W101: The Sunken City

It is SO difficult to hook up with your friends in Wizard 101. Even once I figured out where to enter the “True Friend” code, it didn’t work. Meeting up with Gnewton and his wife in game took a frenzied batch of emails which ended with their “We are standing with Ambrose right now … 11:40” and my “omw”.
Once we were each others’ friends, we could talk, and so we spent half an hour just talking … and fighting the filter. It was a lot of fun, meeting them, though naturally Ellie, Gnewt’s wife, was wearing the same outfit I was wearing. I guess at our level everyone is still wearing the clothing you get from the Olde Towne quests.
One thing we all agreed on: There should be ADULT-ONLY servers where people could talk freely, and where we wouldn’t have to play with children.
Valerian (Gnewt) and Ellie eventually left to finish up their Wizard City quests before heading off to Krokotopia. Even though I had opened up Krokotopia, I was far from finished with Wizard City, having most of Colossus Boulevard left to do, so I left to do some turn ins before turning in.
One of the quests I turned in opened up Nightside, the subterranean world that lies beneath Wizard City, and that in turn gave me the quest to explore Sunken City, a particularly hard instance I’d never found people willing to do while in beta.
When you walk in, you are immediately attacked by three Rank 3 Elite ghosts. That kind of thing happens again and again.
There was a Fire wizard looking like she was about to try it, so we stepped together onto the pads, and started 90 minutes of brilliant teamwork. We were mirror-specced, I as Life/Fire, she as Fire/Life. It was amazing how well that worked, in practice.

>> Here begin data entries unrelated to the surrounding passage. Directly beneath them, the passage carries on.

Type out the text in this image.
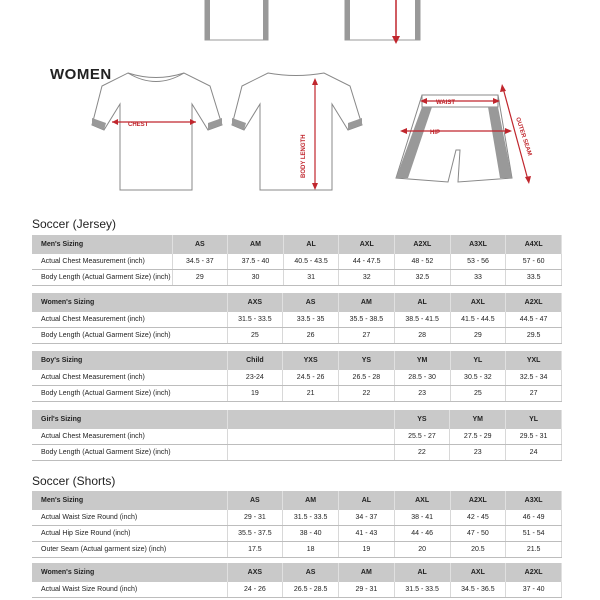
CHEST
BODY LENGTH
WAIST
HIP	OUTER SEAM
WOMEN
Soccer (Jersey)
Men's Sizing	AS	AM	AL	AXL	A2XL	A3XL	A4XL
Actual Chest Measurement (inch)	34.5 - 37	37.5 - 40	40.5 - 43.5	44 - 47.5	48 - 52	53 - 56	57 - 60
Body Length (Actual Garment Size) (inch)	29	30	31	32	32.5	33	33.5
Women's Sizing	AXS	AS	AM	AL	AXL	A2XL
Actual Chest Measurement (inch)	31.5 - 33.5	33.5 - 35	35.5 - 38.5	38.5 - 41.5	41.5 - 44.5	44.5 - 47
Body Length (Actual Garment Size) (inch)	25	26	27	28	29	29.5
Boy's Sizing	Child	YXS	YS	YM	YL	YXL
Actual Chest Measurement (inch)	23-24	24.5 - 26	26.5 - 28	28.5 - 30	30.5 - 32	32.5 - 34
Body Length (Actual Garment Size) (inch)	19	21	22	23	25	27
Girl's Sizing					YS	YM	YL
Actual Chest Measurement (inch)					25.5 - 27	27.5 - 29	29.5 - 31
Body Length (Actual Garment Size) (inch)					22	23	24
Soccer (Shorts)
Men's Sizing	AS	AM	AL	AXL	A2XL	A3XL
Actual Waist Size Round (inch)	29 - 31	31.5 - 33.5	34 - 37	38 - 41	42 - 45	46 - 49
Actual Hip Size Round (inch)	35.5 - 37.5	38 - 40	41 - 43	44 - 46	47 - 50	51 - 54
Outer Seam (Actual garment size) (inch)	17.5	18	19	20	20.5	21.5
Women's Sizing	AXS	AS	AM	AL	AXL	A2XL
Actual Waist Size Round (inch)	24 - 26	26.5 - 28.5	29 - 31	31.5 - 33.5	34.5 - 36.5	37 - 40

This was the first time I’d ever had to play the healer as opposed to just another wizard, but the kind who wears green. After we narrowly survived the first fight, we re-arranged our decks — mine for as much healing and warding as possible, she for more damage and additional warding. I also swapped out my Myth wand for a Storm wand because almost every mob in Sunken City seemed to be from the Myth school. For some reason, I have found a bunch of wands in my travels. Well, this is why you need more than one.
The hardest encounter wasn’t the last mob, Grubb, though he and his friends had more health than anything else we’d killed to that point. The hardest encounter was the tower we’d just cleared, six increasingly difficult battles in a row. With no way to get health or mana back, we had to not only defeat the monsters, but also end each battle at full health, or as close as we could come, since we could not heal between battles.

It was a good run, even though it didn’t reward much besides a new title, “Sunken City Survivor”. But it pointed out a couple of issues.
First, this game is VERY fun in a group. Knowing you can rely upon your teammates to do their job, and that they are counting upon you to do your job, is just a blast. That’s the engine that drives all the best MMOs, learning to work as a team.
Second, this is NOT a kid’s game. W101 being what it is, I group with children a lot, since groups are open to all who want to join. (How can you tell they are children? There’s an icon next to their name that shows they are too young to use open chat. It’s a speech bubble with a slash through it, marking them as players you cannot talk to). A child in a group plays cards seemingly at random and tends to flee from the battle if things get too difficult. You can get through most random encounters like this, but I have never seen a child stick through an entire instance. Am I prejudiced against kids? Not at all. You just can’t rely upon them to play correctly, and they become a real liability the further you go. In beta, most of the children had been weeded out by the time I got to Marleybone, and I never saw any in Moo Shu except the ones that high level players were summoning in to have a look around toward the end of beta. KingsIsle either needs to simplify the game so that randomly playing cards will win all battles, and lose adults and older teenagers, or make a server for adults where we can TALK.
Third, there desperately needs to be guilds in the game. Friends lists are inadequate, for me anyway. I accept all friend requests as a matter of course. And there’s no way to share my list of good players with anyone else. A group of decent players who know each other and play together often would make the game so much more fun. There’s no good reason NOT to. Make guilds part of the adults-only server if it’s an issue with having kids around.
Wizard 101 is an MMO that makes it very difficult to play with other people in more than the most superficial way. You can join any group with room automatically, something I understand Warhammer Online does as well. But without going through the ritual of adding everyone you meet to your friends list, that’s where interaction with other players begins and ends. People drift into the group and they drift out. You can’t even talk with the other people in your group if it contains a child without going through a cumbersome menu system which prevents teamwork. Not being able to say, “I’m going to grab aggro with an AE, keep me warded and healed, we are killing from left to right, boss last. Joe, focus on DoTs, please” would be acceptable if there were no need for it. But there is.